SOUTH BRUNSWICK – More than 600 Muslim student-athletes from New York, New Jersey, Connecticut and Pennsylvania will play and pray at Saturday’s 2007 Islamic Games.

Held at Crossroads South Middle School, the event will feature competitions in basketball, soccer, volleyball, cricket and various track and field events, with about 30 different Muslim parochial schools and organizations taking part from around the region. The large number of participating athletes might be explained by what the event’s organizers say is a general lack of athletic programs for Muslim schools around the area. In fact, this observation became the basis for the Islamic Game’s founding by Salaudeen Nausrudeen when he was still in high school.

“Muslim schools, numbering almost 40 in New Jersey, [often] do not have sports or athletic programs, which is why we are doing it in May and not deep into the summer because a lot of Muslim schools can participate and be part of the action,” said Nausrudeen.

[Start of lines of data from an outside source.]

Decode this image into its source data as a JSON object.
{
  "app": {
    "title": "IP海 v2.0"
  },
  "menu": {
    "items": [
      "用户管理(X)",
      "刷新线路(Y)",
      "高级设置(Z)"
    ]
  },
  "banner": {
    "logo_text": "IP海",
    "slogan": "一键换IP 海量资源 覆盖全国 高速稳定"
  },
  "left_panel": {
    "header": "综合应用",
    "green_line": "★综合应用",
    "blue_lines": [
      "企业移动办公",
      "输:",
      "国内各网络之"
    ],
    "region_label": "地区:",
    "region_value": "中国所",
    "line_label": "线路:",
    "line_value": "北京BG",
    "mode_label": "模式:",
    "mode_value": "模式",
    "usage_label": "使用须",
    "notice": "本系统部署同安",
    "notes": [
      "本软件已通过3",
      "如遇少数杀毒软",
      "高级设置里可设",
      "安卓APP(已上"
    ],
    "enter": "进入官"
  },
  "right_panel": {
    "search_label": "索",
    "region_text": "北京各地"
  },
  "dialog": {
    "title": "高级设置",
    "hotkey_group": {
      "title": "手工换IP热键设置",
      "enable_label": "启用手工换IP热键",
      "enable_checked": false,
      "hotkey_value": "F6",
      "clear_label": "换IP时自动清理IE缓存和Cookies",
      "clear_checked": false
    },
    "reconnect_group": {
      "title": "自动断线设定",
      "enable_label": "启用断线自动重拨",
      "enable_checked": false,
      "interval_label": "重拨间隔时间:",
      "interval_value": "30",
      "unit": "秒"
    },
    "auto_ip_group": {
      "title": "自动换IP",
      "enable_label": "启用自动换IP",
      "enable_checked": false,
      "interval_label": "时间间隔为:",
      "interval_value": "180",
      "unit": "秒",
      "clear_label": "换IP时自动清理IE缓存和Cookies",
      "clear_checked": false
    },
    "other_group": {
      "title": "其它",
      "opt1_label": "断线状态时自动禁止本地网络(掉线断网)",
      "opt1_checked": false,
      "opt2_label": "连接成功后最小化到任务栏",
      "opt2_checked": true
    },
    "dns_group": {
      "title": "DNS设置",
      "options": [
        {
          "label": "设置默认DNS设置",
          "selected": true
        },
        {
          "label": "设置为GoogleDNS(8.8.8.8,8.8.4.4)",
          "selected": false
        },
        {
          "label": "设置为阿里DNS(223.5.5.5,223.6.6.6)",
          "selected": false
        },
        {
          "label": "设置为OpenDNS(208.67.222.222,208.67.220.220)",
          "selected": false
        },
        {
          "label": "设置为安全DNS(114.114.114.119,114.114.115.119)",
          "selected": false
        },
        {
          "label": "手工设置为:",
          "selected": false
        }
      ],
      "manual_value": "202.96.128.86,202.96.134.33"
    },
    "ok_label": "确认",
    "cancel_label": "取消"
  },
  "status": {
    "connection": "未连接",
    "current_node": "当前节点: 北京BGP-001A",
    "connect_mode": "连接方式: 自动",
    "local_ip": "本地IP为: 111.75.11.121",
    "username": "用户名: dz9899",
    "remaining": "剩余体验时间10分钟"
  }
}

Muslim students who want to take part in sports will sometimes join up with local youth leagues, but for the more devout among them, this can sometimes be a problematic proposition. The requirement that believers pray five times a day, the need for separate Halal foods, as well as certain dress and behavioral codes can isolate a Muslim athlete from his or her peers both physically and socially. Nausrudeen, who professed a lifelong interest in sports, felt this was regrettable given his feeling of the positive impact sports can have on young people.